$3.2M Grant to Advance Work Into Serotonin, Its Role in Movement
A National Institutes of Health (NIH) grant worth $3.2 million will further research into how the rewiring of serotonin-producing nerve cells — a chemical messenger mostly involved in mood, cognition and memory — might help with controlling movement in people with advanced Parkinson’s disease.
The grant, given to Christopher Bishop, PhD, a psychology professor at Binghamton University in New York, will run for five-years and support work that could lead to new treatments.
Parkinson’s is caused by the loss of neurons, or nerve cells, that produce the neurotransmitter dopamine — a chemical messenger essential for muscle control.
Seminal research from Bishop’s lab showed that the neurotransmitter serotonin also play a role in movement control in patients with mid- to late-stage disease.
Serotonin may serve as a kind of “backup system” should dopamine-producing neurons be lost, the researchers speculate, as in healthy people it seems to play a minor role.
“Movement is such an important feature of our survival and our ability to flourish. If we lose movement, evolutionarily, we’re done,” Bishop said in a press release. “So there must be these backup systems that come into play.
“I think what we’re seeing in Parkinson’s disease is the ability of these circuits to rewire sufficiently so that they continue to foster movement and survival,” he added.
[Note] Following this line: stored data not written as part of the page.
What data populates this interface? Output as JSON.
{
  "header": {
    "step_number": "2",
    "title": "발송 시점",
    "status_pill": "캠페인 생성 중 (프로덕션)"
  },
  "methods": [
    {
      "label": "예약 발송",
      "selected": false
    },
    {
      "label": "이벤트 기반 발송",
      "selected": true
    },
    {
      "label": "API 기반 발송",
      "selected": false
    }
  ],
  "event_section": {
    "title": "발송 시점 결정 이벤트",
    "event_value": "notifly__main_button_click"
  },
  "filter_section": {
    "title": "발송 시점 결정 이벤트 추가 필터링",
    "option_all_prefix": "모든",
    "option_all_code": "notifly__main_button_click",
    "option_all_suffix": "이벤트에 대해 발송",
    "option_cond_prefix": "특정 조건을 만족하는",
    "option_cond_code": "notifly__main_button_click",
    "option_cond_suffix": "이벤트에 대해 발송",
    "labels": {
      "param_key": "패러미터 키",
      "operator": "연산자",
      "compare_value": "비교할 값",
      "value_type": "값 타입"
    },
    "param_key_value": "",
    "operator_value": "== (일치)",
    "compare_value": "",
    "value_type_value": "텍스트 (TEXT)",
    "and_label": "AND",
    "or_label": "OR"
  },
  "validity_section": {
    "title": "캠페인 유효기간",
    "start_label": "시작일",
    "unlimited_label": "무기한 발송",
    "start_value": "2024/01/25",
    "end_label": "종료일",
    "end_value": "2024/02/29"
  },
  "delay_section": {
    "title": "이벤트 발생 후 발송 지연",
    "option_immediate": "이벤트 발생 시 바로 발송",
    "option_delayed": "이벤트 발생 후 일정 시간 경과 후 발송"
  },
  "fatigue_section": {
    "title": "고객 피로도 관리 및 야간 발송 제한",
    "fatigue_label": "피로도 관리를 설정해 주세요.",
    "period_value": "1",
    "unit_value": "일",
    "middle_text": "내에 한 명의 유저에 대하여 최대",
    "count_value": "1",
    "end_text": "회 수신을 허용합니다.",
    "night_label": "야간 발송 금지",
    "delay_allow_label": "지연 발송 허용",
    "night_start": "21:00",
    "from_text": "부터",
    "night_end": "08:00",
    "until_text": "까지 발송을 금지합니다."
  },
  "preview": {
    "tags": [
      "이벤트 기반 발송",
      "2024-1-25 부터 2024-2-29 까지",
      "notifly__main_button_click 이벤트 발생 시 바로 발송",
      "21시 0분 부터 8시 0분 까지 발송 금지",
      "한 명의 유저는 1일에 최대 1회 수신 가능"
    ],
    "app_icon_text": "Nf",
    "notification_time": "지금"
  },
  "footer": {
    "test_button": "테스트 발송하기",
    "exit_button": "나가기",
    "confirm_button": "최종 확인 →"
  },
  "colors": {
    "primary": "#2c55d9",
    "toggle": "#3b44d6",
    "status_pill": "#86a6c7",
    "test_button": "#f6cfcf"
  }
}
Targeting the serotonin system may have the same therapeutic benefits of L-dopa, a molecule that can be converted to dopamine in the brain considered the current gold standard treatment for Parkinson’s. But long-term use of L-dopa therapies, which include levodopa and its derivatives, often leads to dyskinesia or erratic, involuntary movements.
Prior studies have shown that serotonin-producing neurons play a central role in L-dopa-induced dyskinesia.
With this NIH grant, Bishop and his team hope to better understand precisely how L-dopa affects the brain’s capacity to restructure or rewire itself — a concept called neuroplasticity — and which includes a re-organization of the serotonin-signaling network.
“We started by looking at how drugs affected the Parkinsonian phenotype and found some really interesting effects, but didn’t understand all of the effects we were seeing,” Bishop said. “What this grant is doing is saying, ‘Let’s take a step back and use modern technologies to dissect the neuro-circuits and better understand the mechanisms that are involved in this neuroplasticity.’”
Preliminary data collected by these researchers using tissue samples from deceased patients were reported to show important clues into mechanisms at play in serotonin neuroplasticity, Bishop said. A deeper understating of these mechanisms could lead to treatments that delay or limit the risk of L-dopa side effects.